The ruling, made in September, followed a judicial review that found that only the commissioner of INDECOM has compellable authority over a cop. That power, the court ruled, could not be transferred to subordinate officials.
Chairman of the federation, Sergeant Patrae Rowe, said INDECOM had sought to encroach upon the rights of police personnel.
“The Police Federation has always encouraged our members to attend upon INDECOM, cooperate with INDECOM investigators, and offer full disclosure to any incident,” said Rowe. “However, the federation also has a vested interest in ensuring that INDECOM conducts itself in accordance with their legislation … .”
“We have to protect our members against self-incrimination, and to protect the right of the presumption of innocence until proven guilty,” Rowe added.
The federation said that on September 21, 2017, an INDECOM officer, while carrying out an investigation into a fatal shooting, tried to compel a police officer to answer a question after the cop declined during an interview.
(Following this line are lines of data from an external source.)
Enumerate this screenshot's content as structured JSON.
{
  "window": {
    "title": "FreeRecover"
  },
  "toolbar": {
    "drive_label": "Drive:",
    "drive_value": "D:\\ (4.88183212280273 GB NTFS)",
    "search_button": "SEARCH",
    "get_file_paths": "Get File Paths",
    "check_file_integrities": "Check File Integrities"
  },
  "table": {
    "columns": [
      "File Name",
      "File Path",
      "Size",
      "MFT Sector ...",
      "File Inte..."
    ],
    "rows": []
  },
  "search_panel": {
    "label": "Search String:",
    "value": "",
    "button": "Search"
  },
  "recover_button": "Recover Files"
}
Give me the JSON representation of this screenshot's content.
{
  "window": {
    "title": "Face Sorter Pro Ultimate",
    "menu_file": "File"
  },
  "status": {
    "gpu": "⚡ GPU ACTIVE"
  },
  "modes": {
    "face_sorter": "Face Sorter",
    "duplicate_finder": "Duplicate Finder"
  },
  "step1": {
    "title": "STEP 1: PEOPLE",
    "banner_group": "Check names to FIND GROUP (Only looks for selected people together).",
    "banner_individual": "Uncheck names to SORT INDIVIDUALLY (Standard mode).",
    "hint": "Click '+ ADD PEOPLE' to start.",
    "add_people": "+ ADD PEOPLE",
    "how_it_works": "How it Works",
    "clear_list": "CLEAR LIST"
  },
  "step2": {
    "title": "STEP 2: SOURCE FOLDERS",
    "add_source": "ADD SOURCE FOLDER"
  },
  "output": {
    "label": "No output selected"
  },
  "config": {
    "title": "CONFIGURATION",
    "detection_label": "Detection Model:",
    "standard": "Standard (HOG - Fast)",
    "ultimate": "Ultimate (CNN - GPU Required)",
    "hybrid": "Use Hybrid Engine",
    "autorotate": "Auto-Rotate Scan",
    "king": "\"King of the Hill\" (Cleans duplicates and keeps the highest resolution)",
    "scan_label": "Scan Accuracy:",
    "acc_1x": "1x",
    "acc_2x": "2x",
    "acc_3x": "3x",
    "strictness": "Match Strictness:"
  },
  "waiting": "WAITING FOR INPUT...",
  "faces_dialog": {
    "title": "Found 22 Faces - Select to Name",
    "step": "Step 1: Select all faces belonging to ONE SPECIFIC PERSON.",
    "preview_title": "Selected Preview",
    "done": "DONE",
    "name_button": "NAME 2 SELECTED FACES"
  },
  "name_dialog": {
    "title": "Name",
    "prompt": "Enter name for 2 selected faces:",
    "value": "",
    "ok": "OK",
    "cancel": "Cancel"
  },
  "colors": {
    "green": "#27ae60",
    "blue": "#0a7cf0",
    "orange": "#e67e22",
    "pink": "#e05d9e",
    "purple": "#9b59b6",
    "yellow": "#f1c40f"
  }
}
According to a press statement issued by the federation, “In quashing the decision of the INDECOM officer, the Honourable Justice Nicole Simmonds, who was the head of a panel of three judges, found that the power given to the commissioner under Section 21 (5) is non-delegable.”
Chuck Cameron, the policeman’s attorney-at-law, was insistent that INDECOM was not bigger than the law.
“While we appreciate that INDECOM is a relatively young institution, it is necessary for them to operate in a fair and even-handed manner and within the four corners of the INDECOM Act,” Cameron said.